The check-in lady ran the insurance, and I paid my co-pay, then sauntered back to my chair to slump and despise my surgical mask some more.

I watched as my forms were carried to the back, then Laura, in her mint green scrubs, brought the flapping papers back to the check-in lady, pointing and saying something about them being confusing. I couldn’t hear the check-in lady’s response, but watched as she pointed at the forms. Laura’s face screwed up and crunched in confusion, her eyebrows pressed together in a way that looked like two caterpillars kissing on her forehead.

Can I please just get tested, get my prescription and leave?

Laura opened the door at the side of the room, and called for me by my first name. I stood and smiled, then remembered she can’t see me smiling through my stupid itchy, surgical mask.

Her mouth formed a tight, thin line forcing the wrinkles around her lips to pronounce. She stared at me a few seconds longer, then dropped her eyes to her paperwork and made notations I couldn’t see.

I entered the holding area and started to lay my keys and phone down in preparation for weighing, but Laura asked that I take a seat. I sat.

“Your form was very confusing to me,” she said.

“Confusing?” I said.

“Yes, I didn’t understand why you were listing ‘Mary’ as your name in some places and ‘Amy’ as your name in others,” she said.

“Amy is my wife. I listed her under the spouse section. I’m on her insurance,” I said.

Laura stared at me. She looked to be in her late fifties, and was not well practiced at keeping her expression neutral.

I continued, “We decided to keep both of our names and hyphenate so we match our children.”

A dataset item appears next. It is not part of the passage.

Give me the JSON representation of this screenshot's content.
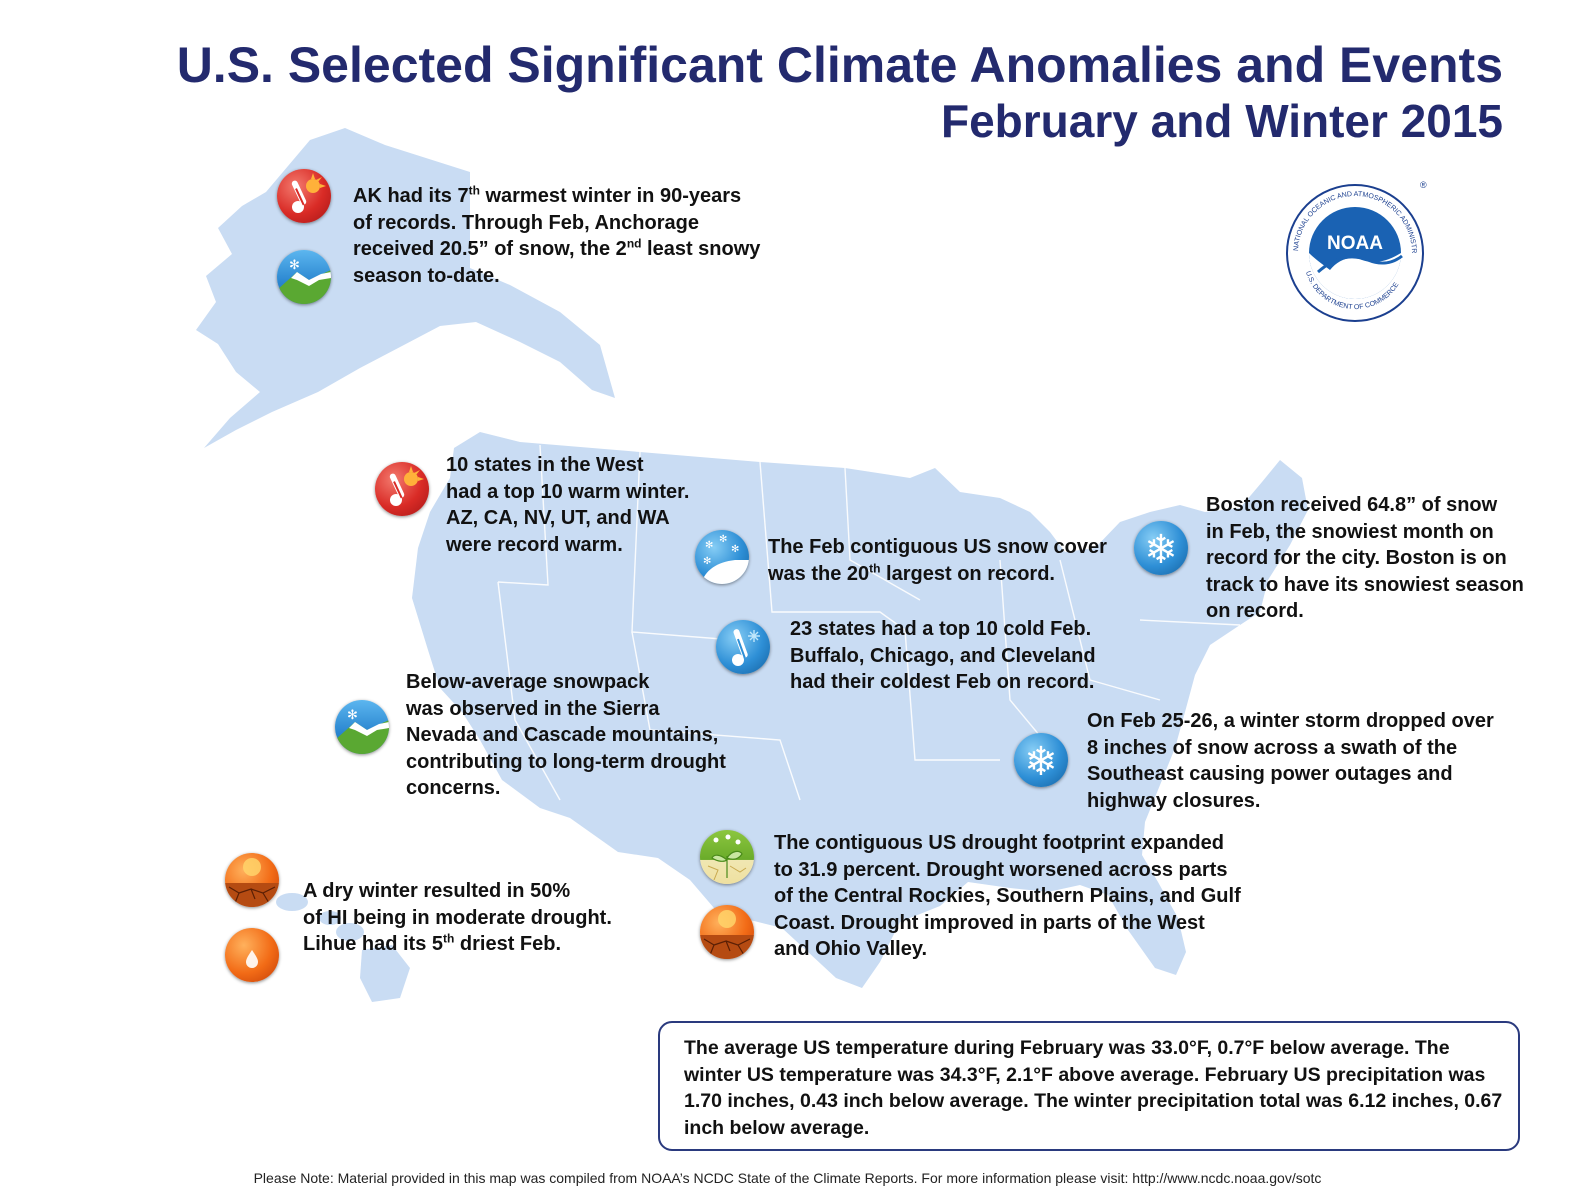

Her mouth formed a tight, thin line forcing the wrinkles around her lips to pronounce. She stared at me a few seconds longer, then dropped her eyes to her paperwork and made notations I couldn’t see.

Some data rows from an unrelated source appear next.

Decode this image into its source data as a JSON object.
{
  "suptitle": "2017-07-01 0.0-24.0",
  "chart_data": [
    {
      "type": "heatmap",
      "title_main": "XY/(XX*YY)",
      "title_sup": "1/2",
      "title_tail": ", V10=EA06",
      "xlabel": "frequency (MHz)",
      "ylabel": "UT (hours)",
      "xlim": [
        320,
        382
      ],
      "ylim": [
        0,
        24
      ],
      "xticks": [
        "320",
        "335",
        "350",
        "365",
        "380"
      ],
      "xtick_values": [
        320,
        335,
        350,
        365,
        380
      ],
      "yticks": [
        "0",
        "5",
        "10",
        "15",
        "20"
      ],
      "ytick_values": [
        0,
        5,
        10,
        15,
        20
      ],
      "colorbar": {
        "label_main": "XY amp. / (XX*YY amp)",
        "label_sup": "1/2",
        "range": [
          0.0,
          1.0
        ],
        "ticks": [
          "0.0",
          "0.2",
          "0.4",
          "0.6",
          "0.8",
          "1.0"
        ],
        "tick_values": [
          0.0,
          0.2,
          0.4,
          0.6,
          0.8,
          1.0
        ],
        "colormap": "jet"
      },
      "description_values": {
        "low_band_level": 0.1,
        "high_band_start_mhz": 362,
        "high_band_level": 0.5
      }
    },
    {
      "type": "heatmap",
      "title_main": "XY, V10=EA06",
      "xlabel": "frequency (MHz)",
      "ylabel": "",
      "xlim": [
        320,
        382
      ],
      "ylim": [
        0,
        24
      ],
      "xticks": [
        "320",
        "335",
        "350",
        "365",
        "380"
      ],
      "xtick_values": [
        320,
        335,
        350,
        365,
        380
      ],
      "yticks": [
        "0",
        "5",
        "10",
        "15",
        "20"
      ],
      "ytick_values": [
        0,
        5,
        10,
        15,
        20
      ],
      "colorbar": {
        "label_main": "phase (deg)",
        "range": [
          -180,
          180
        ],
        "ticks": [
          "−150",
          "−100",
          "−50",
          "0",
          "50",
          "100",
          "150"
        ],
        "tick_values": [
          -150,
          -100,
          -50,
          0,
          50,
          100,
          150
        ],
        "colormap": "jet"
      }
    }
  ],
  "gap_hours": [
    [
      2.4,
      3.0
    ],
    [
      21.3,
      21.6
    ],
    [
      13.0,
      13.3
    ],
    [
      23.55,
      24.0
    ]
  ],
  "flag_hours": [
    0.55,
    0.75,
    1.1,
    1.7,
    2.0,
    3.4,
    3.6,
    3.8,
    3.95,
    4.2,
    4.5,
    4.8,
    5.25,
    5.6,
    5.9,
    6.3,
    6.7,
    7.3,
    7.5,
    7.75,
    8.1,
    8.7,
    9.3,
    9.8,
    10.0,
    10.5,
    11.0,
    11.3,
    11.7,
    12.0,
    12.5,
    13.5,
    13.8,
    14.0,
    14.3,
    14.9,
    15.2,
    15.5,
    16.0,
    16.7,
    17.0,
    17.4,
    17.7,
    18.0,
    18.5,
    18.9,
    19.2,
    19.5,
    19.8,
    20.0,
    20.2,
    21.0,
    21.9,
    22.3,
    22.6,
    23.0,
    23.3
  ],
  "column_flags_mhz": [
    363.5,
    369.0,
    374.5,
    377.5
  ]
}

“Any allergies?” she asked. Her tone sounded curt.

“Not to my knowledge,” I said.

I dropped my eyes to the floor. I could feel the tension from her thicken and surround me. As if the mask wasn’t suffocating enough.

She was wearing grey and white Sketchers with white shoelaces and a bit of light blue detail, the exact same tennis shoes I was wearing. Amy had bought them for me for Christmas. They have memory foam on the inside and are as lightweight as paper on my feet, perfect for my days shopping and walking around the neighborhood. I wonder where Laura got her shoes.

I looked up at her. She had a gold cross pinned to her nametag. She glanced up and noticed me studying her, and took a small step back.

She asked me to put my arm on the table, and wrapped my arm to take my blood pressure. She lightly pressed her stethoscope to the crux of my elbow, keeping her eyes down. I did too, and looked at the pink polish on her nails. They were done professionally. I liked the cotton candy color. She made a few more notes and picked up her paperwork.

“Follow me,” she said. She did not make eye contact again.

I followed her to my designated exam room, thinking it strange that she didn’t take my weight and height, but I didn’t want to have any more conversations with her, nor did I really want to know how much I weighed.

The nurse practitioner came in to confirm a flu test was warranted, then sent Laura back in to do the test. Without words, she pushed a Q-tip into each of my nostril holes. I gagged and coughed. She handed me tissues, then left. Pulling the mask down, I wiped the water draining from my eyes and blew my nose.

I texted Amy. My concerned wife had been blowing my phone up wanting an update on my condition.

Flu confirmed, I awaited Walgreens to fill my Tamiflu prescription. I sat in a chair near the window willing the headache to subside so I could make the drive home, texting Amy for the third time that she did not need to come and get me.

My thoughts lingered back to Laura and the immediate care center. I wondered whether she had noticed we were wearing the same shoes.